Researchers have known for decades that human cells migrate by circulating cell surface adhesion receptors from one part of the cell to another.
These adhesion receptors, called integrins, are important for normal cell motility, for example, during wound healing.
Earlier studies have also shown that cancer cells have developed particularly efficient ways to circulate these receptors in order to spread to the surrounding tissue and to metastasise to other organs.
Professor Johanna Ivaska’s research group at the University of Turku, Finland, has discovered a new mechanism that highly aggressive, so-called triple-negative breast cancer cells use to circulate integrins and migrate in the tissue.
The work was published in Nature Cell Biology.
“Human cells constantly renew their surface by first absorbing parts of the cell membrane and then recycling it. This so-called CG endocytosis mechanism is like a constantly moving conveyor belt that also transports soluble nutrients into cells,” Professor Ivaska explains.
Post-doc Researcher Paulina Moreno-Layseca and Doctoral Candidate Niklas Jäntti in Professor Ivaska’s research group discovered that breast cancer cells use the molecule swiprosin-1 to direct the integrin adhesion receptors onto this conveyor belt.
By hijacking this conveyor belt mechanism, cancer cells can promote the circulation of integrins, thus increasing cell migration and the formation of metastases.

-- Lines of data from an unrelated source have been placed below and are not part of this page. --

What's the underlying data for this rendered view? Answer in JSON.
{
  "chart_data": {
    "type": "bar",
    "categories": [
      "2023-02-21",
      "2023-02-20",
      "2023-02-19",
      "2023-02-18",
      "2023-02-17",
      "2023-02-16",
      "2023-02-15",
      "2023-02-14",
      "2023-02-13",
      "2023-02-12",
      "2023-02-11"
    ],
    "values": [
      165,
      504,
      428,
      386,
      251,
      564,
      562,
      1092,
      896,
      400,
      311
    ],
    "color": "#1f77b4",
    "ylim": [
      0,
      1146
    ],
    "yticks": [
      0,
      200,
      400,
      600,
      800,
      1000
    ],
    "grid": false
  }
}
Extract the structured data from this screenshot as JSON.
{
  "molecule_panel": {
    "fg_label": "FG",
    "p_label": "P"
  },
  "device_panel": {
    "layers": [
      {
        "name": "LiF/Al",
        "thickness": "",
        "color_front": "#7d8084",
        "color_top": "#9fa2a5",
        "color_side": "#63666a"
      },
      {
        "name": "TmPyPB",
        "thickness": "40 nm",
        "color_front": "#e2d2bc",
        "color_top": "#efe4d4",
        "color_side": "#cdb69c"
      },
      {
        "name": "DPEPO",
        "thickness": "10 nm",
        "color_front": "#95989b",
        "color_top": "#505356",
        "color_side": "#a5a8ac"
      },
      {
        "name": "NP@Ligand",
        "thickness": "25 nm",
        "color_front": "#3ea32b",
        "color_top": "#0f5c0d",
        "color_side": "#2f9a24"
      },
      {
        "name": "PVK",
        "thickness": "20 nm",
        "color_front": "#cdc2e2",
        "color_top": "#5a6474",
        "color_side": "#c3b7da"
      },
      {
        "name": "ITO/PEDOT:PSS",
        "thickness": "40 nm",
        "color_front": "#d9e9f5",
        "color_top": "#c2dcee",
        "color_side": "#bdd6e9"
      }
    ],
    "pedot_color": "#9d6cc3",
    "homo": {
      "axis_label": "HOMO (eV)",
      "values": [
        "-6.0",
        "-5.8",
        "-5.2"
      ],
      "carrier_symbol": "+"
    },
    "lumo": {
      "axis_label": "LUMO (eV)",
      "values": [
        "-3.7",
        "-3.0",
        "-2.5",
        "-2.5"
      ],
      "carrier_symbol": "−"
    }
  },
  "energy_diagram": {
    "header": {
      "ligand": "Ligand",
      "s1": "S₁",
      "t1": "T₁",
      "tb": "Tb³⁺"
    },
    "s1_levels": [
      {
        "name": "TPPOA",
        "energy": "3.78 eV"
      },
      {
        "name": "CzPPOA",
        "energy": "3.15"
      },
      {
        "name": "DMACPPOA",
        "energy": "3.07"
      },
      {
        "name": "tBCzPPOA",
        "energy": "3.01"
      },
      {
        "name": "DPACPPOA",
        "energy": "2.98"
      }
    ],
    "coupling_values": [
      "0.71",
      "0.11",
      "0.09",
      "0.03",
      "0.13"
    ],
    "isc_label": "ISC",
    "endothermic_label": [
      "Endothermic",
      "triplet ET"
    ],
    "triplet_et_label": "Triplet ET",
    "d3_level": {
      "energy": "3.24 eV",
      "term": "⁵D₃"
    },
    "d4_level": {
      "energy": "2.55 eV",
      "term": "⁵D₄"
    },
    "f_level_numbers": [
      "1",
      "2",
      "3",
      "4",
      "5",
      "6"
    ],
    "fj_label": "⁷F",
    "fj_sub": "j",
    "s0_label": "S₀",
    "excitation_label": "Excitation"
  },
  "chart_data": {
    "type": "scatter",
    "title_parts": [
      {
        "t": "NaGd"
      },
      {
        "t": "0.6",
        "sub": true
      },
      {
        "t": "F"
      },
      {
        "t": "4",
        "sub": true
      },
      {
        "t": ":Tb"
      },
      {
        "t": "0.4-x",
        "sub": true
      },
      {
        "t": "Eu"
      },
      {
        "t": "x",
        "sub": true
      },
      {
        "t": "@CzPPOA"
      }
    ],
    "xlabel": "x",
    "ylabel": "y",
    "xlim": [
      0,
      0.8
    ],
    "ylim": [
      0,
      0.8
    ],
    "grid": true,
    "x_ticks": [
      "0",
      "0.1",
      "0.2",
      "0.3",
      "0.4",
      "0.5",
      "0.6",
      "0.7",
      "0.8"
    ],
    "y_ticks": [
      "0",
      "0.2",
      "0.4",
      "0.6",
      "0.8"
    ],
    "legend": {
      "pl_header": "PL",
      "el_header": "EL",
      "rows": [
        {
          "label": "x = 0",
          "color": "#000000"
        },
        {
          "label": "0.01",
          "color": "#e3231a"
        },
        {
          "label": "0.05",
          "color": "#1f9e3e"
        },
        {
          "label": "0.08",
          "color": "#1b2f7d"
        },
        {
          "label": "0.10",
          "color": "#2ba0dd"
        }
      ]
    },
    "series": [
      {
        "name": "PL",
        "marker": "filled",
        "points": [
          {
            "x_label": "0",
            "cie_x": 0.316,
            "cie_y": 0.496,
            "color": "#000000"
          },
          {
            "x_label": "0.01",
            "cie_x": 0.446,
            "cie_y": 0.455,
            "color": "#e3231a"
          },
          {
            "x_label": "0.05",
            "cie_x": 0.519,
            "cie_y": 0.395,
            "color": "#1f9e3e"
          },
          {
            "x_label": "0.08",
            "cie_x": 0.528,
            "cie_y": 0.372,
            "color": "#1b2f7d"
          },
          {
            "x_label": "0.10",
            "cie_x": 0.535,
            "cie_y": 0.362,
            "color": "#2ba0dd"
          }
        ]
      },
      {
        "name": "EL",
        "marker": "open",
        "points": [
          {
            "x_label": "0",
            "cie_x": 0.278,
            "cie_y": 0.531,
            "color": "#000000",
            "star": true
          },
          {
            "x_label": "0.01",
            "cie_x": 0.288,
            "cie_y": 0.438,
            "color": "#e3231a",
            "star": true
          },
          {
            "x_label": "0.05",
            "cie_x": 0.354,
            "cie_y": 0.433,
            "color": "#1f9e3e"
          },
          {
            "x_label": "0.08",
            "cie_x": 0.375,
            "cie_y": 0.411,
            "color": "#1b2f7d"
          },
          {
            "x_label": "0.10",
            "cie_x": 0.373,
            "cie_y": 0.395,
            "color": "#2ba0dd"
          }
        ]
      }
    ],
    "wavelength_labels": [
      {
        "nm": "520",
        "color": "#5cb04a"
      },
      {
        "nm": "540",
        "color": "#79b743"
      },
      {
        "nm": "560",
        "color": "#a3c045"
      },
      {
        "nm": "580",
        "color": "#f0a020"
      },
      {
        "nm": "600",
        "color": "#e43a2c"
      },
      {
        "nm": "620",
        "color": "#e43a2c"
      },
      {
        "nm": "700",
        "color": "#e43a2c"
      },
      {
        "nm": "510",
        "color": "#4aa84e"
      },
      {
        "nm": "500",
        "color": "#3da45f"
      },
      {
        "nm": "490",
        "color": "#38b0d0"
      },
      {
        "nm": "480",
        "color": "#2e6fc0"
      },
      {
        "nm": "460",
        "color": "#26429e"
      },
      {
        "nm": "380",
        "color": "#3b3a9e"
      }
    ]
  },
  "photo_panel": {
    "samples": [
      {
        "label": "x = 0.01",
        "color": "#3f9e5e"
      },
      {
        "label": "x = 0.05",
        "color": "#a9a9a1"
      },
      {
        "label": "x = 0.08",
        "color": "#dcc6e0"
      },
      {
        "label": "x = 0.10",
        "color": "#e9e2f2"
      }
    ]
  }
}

By studying hundreds of breast cancer specimens, the researchers discovered that a high expression of the swiprosin-1 molecule in the tumour correlates significantly with the formation of metastases and with the malignancy of the breast cancer.
“Our findings open up an entirely new perspective into the function of integrins and reveal a new mechanism which cancer cells can use to spread throughout the body. These results will impact the direction of cancer studies in the future,” says Professor Ivaska.